Robust Co-clustering to Discover Toxicogenomic Biomarkers and Their Regulatory Doses of Chemical Compounds Using Logistic Probabilistic Hidden Variable Model

Abstract

Detection of biomarker genes and their regulatory doses of chemical compounds (DCCs) is one of the most important tasks in toxicogenomic studies as well as in drug design and development. There is an online computational platform "Toxygates" to identify biomarker genes and their regulatory DCCs by co-clustering approach. Nevertheless, the algorithm of that platform based on hierarchical clustering (HC) does not share gene-DCC two-way information simultaneously during co-clustering between genes and DCCs. Also it is sensitive to outlying observations. Thus, this platform may produce misleading results in some cases. The probabilistic hidden variable model (PHVM) is a more effective co-clustering approach that share two-way information simultaneously, but it is also sensitive to outlying observations. Therefore, in this paper we have proposed logistic probabilistic hidden variable model (LPHVM) for robust co-clustering between genes and DCCs, since gene expression data are often contaminated by outlying observations. We have investigated the performance of the proposed LPHVM co-clustering approach in a comparison with the conventional PHVM and Toxygates co-clustering approaches using simulated and real life TGP gene expression datasets, respectively. Simulation results show that the proposed method improved the performance over the conventional PHVM in presence of outliers; otherwise, it keeps equal performance. In the case of real life TGP data analysis, three DCCs (glibenclamide-low, perhexilline-low, and hexachlorobenzene-medium) for glutathione metabolism pathway dataset as well as two DCCs (acetaminophen-medium and methapyrilene-low) for PPAR signaling pathway dataset were incorrectly co-clustered by the Toxygates online platform, while only one DCC (hexachlorobenzene-low) for glutathione metabolism pathway was incorrectly co-clustered by the proposed LPHVM approach. Our findings from the real data analysis are also supported by the other findings in the literature.

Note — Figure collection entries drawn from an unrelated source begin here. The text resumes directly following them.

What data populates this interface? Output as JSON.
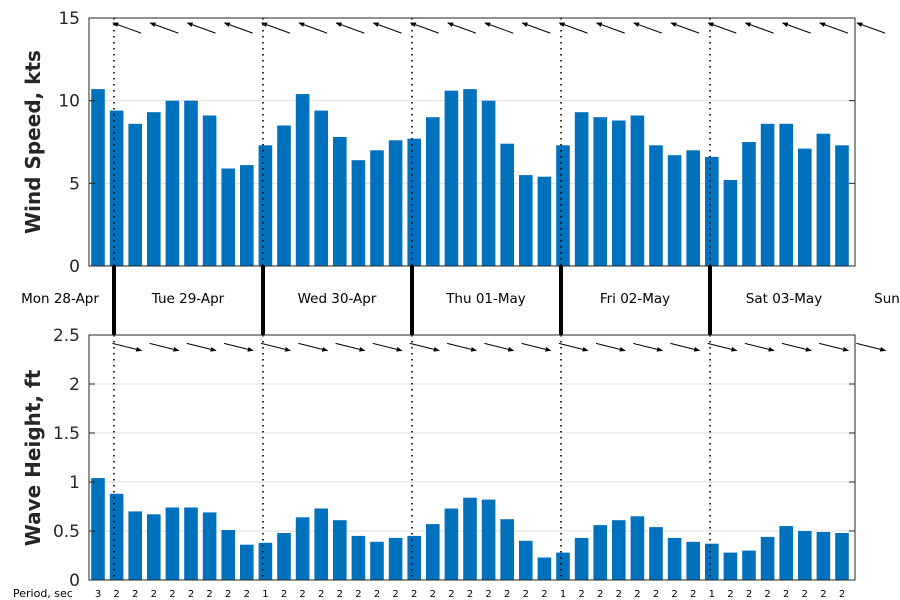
{
  "chart_data": [
    {
      "type": "bar",
      "ylabel": "Wind Speed, kts",
      "ylim": [
        0,
        15
      ],
      "yticks": [
        "0",
        "5",
        "10",
        "15"
      ],
      "values": [
        10.7,
        9.4,
        8.6,
        9.3,
        10.0,
        10.0,
        9.1,
        5.9,
        6.1,
        7.3,
        8.5,
        10.4,
        9.4,
        7.8,
        6.4,
        7.0,
        7.6,
        7.7,
        9.0,
        10.6,
        10.7,
        10.0,
        7.4,
        5.5,
        5.4,
        7.3,
        9.3,
        9.0,
        8.8,
        9.1,
        7.3,
        6.7,
        7.0,
        6.6,
        5.2,
        7.5,
        8.6,
        8.6,
        7.1,
        8.0,
        7.3
      ],
      "direction_arrows": "present, pointing roughly west-northwest (from the east-southeast)",
      "color": "#0072bd",
      "grid": true
    },
    {
      "type": "bar",
      "ylabel": "Wave Height, ft",
      "ylim": [
        0,
        2.5
      ],
      "yticks": [
        "0",
        "0.5",
        "1",
        "1.5",
        "2",
        "2.5"
      ],
      "values": [
        1.04,
        0.88,
        0.7,
        0.67,
        0.74,
        0.74,
        0.69,
        0.51,
        0.36,
        0.38,
        0.48,
        0.64,
        0.73,
        0.61,
        0.45,
        0.39,
        0.43,
        0.45,
        0.57,
        0.73,
        0.84,
        0.82,
        0.62,
        0.4,
        0.23,
        0.28,
        0.43,
        0.56,
        0.61,
        0.65,
        0.54,
        0.43,
        0.39,
        0.37,
        0.28,
        0.3,
        0.44,
        0.55,
        0.5,
        0.49,
        0.48
      ],
      "direction_arrows": "present, pointing roughly east-southeast",
      "color": "#0072bd",
      "grid": true
    }
  ],
  "days": [
    "Mon 28-Apr",
    "Tue 29-Apr",
    "Wed 30-Apr",
    "Thu 01-May",
    "Fri 02-May",
    "Sat 03-May",
    "Sun"
  ],
  "period": {
    "label": "Period, sec",
    "values": [
      "3",
      "2",
      "2",
      "2",
      "2",
      "2",
      "2",
      "2",
      "2",
      "1",
      "2",
      "2",
      "2",
      "2",
      "2",
      "2",
      "2",
      "2",
      "2",
      "2",
      "2",
      "2",
      "2",
      "2",
      "2",
      "1",
      "2",
      "2",
      "2",
      "2",
      "2",
      "2",
      "2",
      "1",
      "2",
      "2",
      "2",
      "2",
      "2",
      "2",
      "2"
    ]
  }
}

Keywords: co-clustering; doses of chemical compounds (DCCs); logistic probabilistic hidden variable model (LPHVM); logistic transformation; outlying observations; probabilistic hidden variable model (PHVM); toxicogenomic biomarker.

Figure 1

A typical toxicogenomic experimental model for a single time point according to which gene expression data of the animal samples can be collected. In the figure there is a treatment group of animals and a control group of animals from which the fold change gene expression data can be obtained.

Figure 2

Average gene and doses of chemical compounds co-clustering ER are plotted against the rate of outliers, when each of the data sets are simulated 100 times and outliers in the datasets are introduced using THCM. In the figure (A) for D₁ dataset and (B) for D₂ dataset.

Figure 3

Gene and doses of chemical compounds co-clustered view retrieved from the LPHVM generated gene and DCCs joint probability. (A) Represents glutathione metabolism pathway dataset at 24 h time point. (B) Represents PPAR signaling pathway dataset at 24 h time point. (C) Represents glutathione metabolism pathway dataset for all time points of Toxygates data.